The requisite wrench is thrown into their problematic relationship when Bruno’s brother, Orlando, a charismatic Jeremy Renner, appears, and becomes smitten with Ewa. While “The Immigrant” leans heavily throughout on melodrama, its emotions still feel wholly authentic, until Orlando’s miraculous appearance, that is, which engenders plot complications and spurs the story toward its conclusion. Still, Orlando’s occupation as a magician, or, more to the point, an illusionist, is crucial, specifically because he is meant as a means for redemption and the possibility of redemption becomes very much illusory to Ewa.

That Ewa is made to dress up like Lady Liberty in Bruno’s revue becomes the ultimate twisted irony, an embodiment of the cornucopia of conflicted ideals of the nation to which she has fled.
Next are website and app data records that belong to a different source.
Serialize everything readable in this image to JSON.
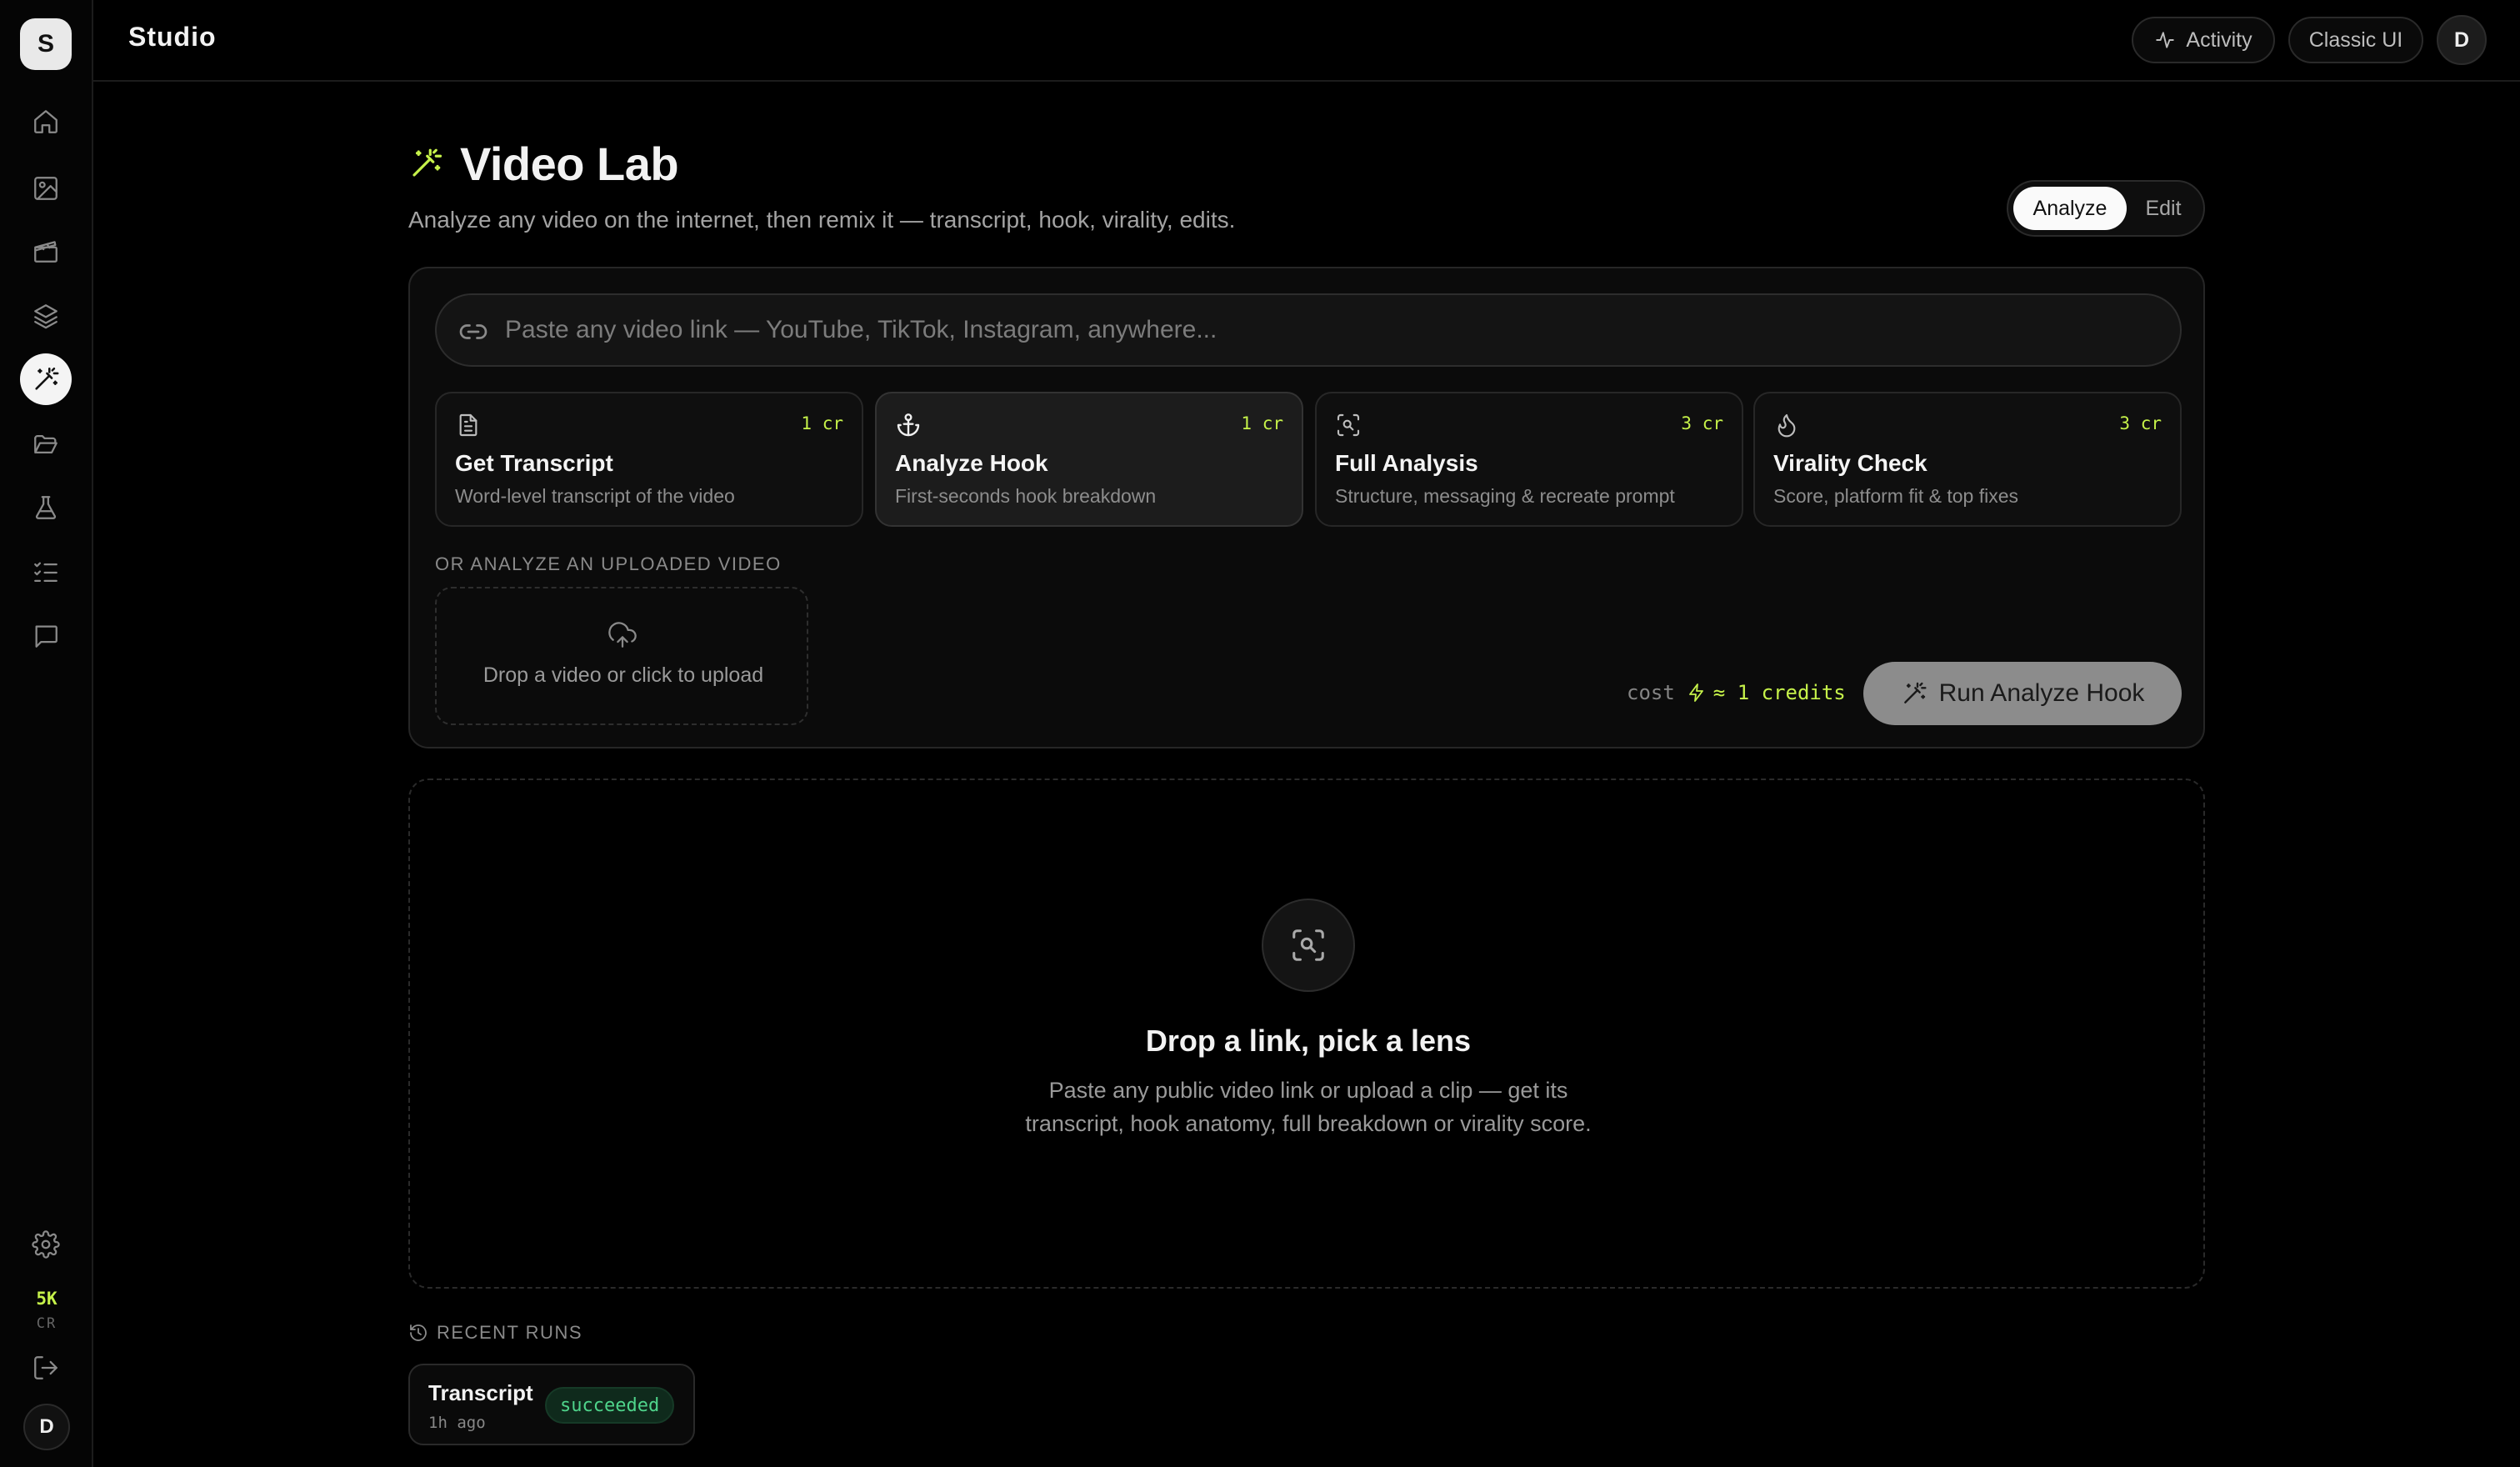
{
  "app": {
    "logo_letter": "S",
    "title": "Studio"
  },
  "sidebar": {
    "items": [
      {
        "name": "home",
        "icon": "home-icon",
        "active": false
      },
      {
        "name": "images",
        "icon": "image-icon",
        "active": false
      },
      {
        "name": "video",
        "icon": "clapperboard-icon",
        "active": false
      },
      {
        "name": "layers",
        "icon": "layers-icon",
        "active": false
      },
      {
        "name": "video-lab",
        "icon": "magic-wand-icon",
        "active": true
      },
      {
        "name": "folder",
        "icon": "folder-open-icon",
        "active": false
      },
      {
        "name": "lab",
        "icon": "flask-icon",
        "active": false
      },
      {
        "name": "tasks",
        "icon": "checklist-icon",
        "active": false
      },
      {
        "name": "chat",
        "icon": "chat-icon",
        "active": false
      }
    ],
    "credits_value": "5K",
    "credits_unit": "CR",
    "avatar_letter": "D"
  },
  "topbar": {
    "activity_label": "Activity",
    "classic_label": "Classic UI",
    "avatar_letter": "D"
  },
  "header": {
    "title": "Video Lab",
    "subtitle": "Analyze any video on the internet, then remix it — transcript, hook, virality, edits.",
    "mode_toggle": {
      "options": [
        "Analyze",
        "Edit"
      ],
      "selected": "Analyze"
    }
  },
  "input": {
    "placeholder": "Paste any video link — YouTube, TikTok, Instagram, anywhere...",
    "value": ""
  },
  "lenses": [
    {
      "icon": "document-icon",
      "name": "Get Transcript",
      "desc": "Word-level transcript of the video",
      "cost": "1 cr",
      "selected": false
    },
    {
      "icon": "anchor-icon",
      "name": "Analyze Hook",
      "desc": "First-seconds hook breakdown",
      "cost": "1 cr",
      "selected": true
    },
    {
      "icon": "scan-search-icon",
      "name": "Full Analysis",
      "desc": "Structure, messaging & recreate prompt",
      "cost": "3 cr",
      "selected": false
    },
    {
      "icon": "flame-icon",
      "name": "Virality Check",
      "desc": "Score, platform fit & top fixes",
      "cost": "3 cr",
      "selected": false
    }
  ],
  "upload": {
    "section_label": "OR ANALYZE AN UPLOADED VIDEO",
    "text": "Drop a video or click to upload"
  },
  "cost": {
    "label": "cost",
    "value": "≈ 1 credits"
  },
  "run_button": {
    "label": "Run Analyze Hook"
  },
  "empty_state": {
    "title": "Drop a link, pick a lens",
    "description": "Paste any public video link or upload a clip — get its transcript, hook anatomy, full breakdown or virality score."
  },
  "recent_runs": {
    "label": "RECENT RUNS",
    "items": [
      {
        "name": "Transcript",
        "time": "1h ago",
        "status": "succeeded"
      }
    ]
  },
  "colors": {
    "background": "#000000",
    "accent_credit": "#c6f24a",
    "success": "#4fd48b",
    "run_button": "#8c8c8c"
  }
}
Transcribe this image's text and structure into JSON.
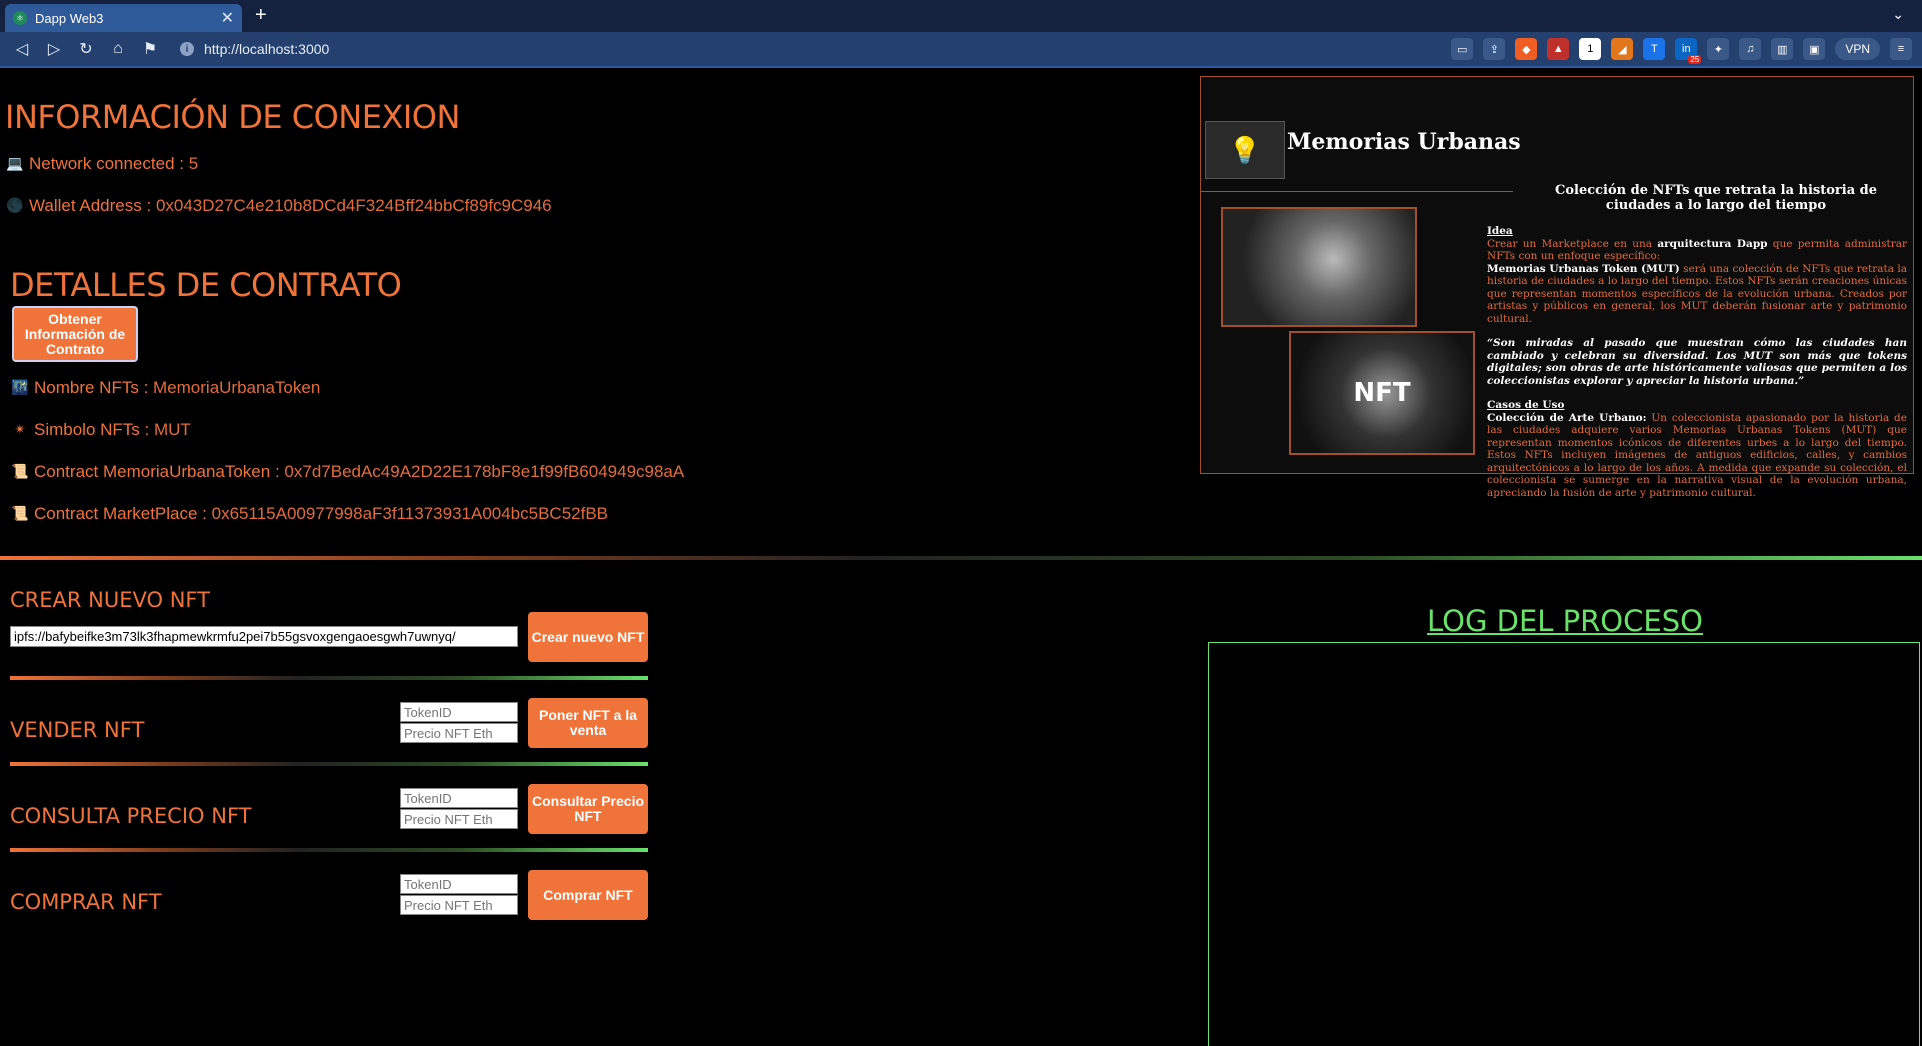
{
  "browser": {
    "tab_title": "Dapp Web3",
    "tab_close": "✕",
    "new_tab": "+",
    "tab_menu": "⌄",
    "url": "http://localhost:3000",
    "vpn_label": "VPN",
    "ext_badge": "25",
    "nav": {
      "back": "◁",
      "forward": "▷",
      "reload": "↻",
      "home": "⌂",
      "bookmark": "⚑"
    }
  },
  "connection": {
    "title": "INFORMACIÓN DE CONEXION",
    "network_label": "Network connected :",
    "network_value": "5",
    "wallet_label": "Wallet Address :",
    "wallet_value": "0x043D27C4e210b8DCd4F324Bff24bbCf89fc9C946"
  },
  "contract": {
    "title": "DETALLES DE CONTRATO",
    "get_info_button": "Obtener Información de Contrato",
    "name_label": "Nombre NFTs :",
    "name_value": "MemoriaUrbanaToken",
    "symbol_label": "Simbolo NFTs :",
    "symbol_value": "MUT",
    "token_contract_label": "Contract MemoriaUrbanaToken :",
    "token_contract_value": "0x7d7BedAc49A2D22E178bF8e1f99fB604949c98aA",
    "market_contract_label": "Contract MarketPlace :",
    "market_contract_value": "0x65115A00977998aF3f11373931A004bc5BC52fBB"
  },
  "preview": {
    "brand": "Memorias Urbanas",
    "subtitle": "Colección de NFTs que retrata la historia de ciudades a lo largo del tiempo",
    "img2_text": "NFT",
    "idea_head": "Idea",
    "idea_p1a": "Crear un Marketplace en una",
    "idea_p1b": "arquitectura Dapp",
    "idea_p1c": "que permita administrar NFTs con un enfoque específico:",
    "idea_p2a": "Memorias Urbanas Token (MUT)",
    "idea_p2b": "será una colección de NFTs que retrata la historia de ciudades a lo largo del tiempo. Estos NFTs serán creaciones únicas que representan momentos específicos de la evolución urbana. Creados por artistas y públicos en general, los MUT deberán fusionar arte y patrimonio cultural.",
    "quote": "“Son miradas al pasado que muestran cómo las ciudades han cambiado y celebran su diversidad. Los MUT son más que tokens digitales; son obras de arte históricamente valiosas que permiten a los coleccionistas explorar y apreciar la historia urbana.”",
    "uses_head": "Casos de Uso",
    "uses_a": "Colección de Arte Urbano:",
    "uses_b": "Un coleccionista apasionado por la historia de las ciudades adquiere varios Memorias Urbanas Tokens (MUT) que representan momentos icónicos de diferentes urbes a lo largo del tiempo. Estos NFTs incluyen imágenes de antiguos edificios, calles, y cambios arquitectónicos a lo largo de los años. A medida que expande su colección, el coleccionista se sumerge en la narrativa visual de la evolución urbana, apreciando la fusión de arte y patrimonio cultural."
  },
  "create": {
    "title": "CREAR NUEVO NFT",
    "uri_value": "ipfs://bafybeifke3m73lk3fhapmewkrmfu2pei7b55gsvoxgengaoesgwh7uwnyq/",
    "button": "Crear nuevo NFT"
  },
  "sell": {
    "title": "VENDER NFT",
    "token_placeholder": "TokenID",
    "price_placeholder": "Precio NFT Eth",
    "button": "Poner NFT a la venta"
  },
  "query": {
    "title": "CONSULTA PRECIO NFT",
    "token_placeholder": "TokenID",
    "price_placeholder": "Precio NFT Eth",
    "button": "Consultar Precio NFT"
  },
  "buy": {
    "title": "COMPRAR NFT",
    "token_placeholder": "TokenID",
    "price_placeholder": "Precio NFT Eth",
    "button": "Comprar NFT"
  },
  "log": {
    "title": "LOG DEL PROCESO"
  },
  "colors": {
    "accent": "#f0733a",
    "log_green": "#69e26a",
    "chrome": "#23406f"
  }
}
She enters the golden door beside the lifted lamp to find necessity of survival weighed against the wages of sin, and while Ewa begs for absolution and is admirably able to turn the other cheek toward those who treat her callously, she still reveals herself as willing to roll around in the ungodly mud of The Roaring Twenties and get what's hers. The Immigrant becomes an American.

1 comment:

Unknown said...

I forgot all about the issues it was portraying right after it was over and had it have something to say perhaps it wouldn't be the case. I actually think this last shot is overrated.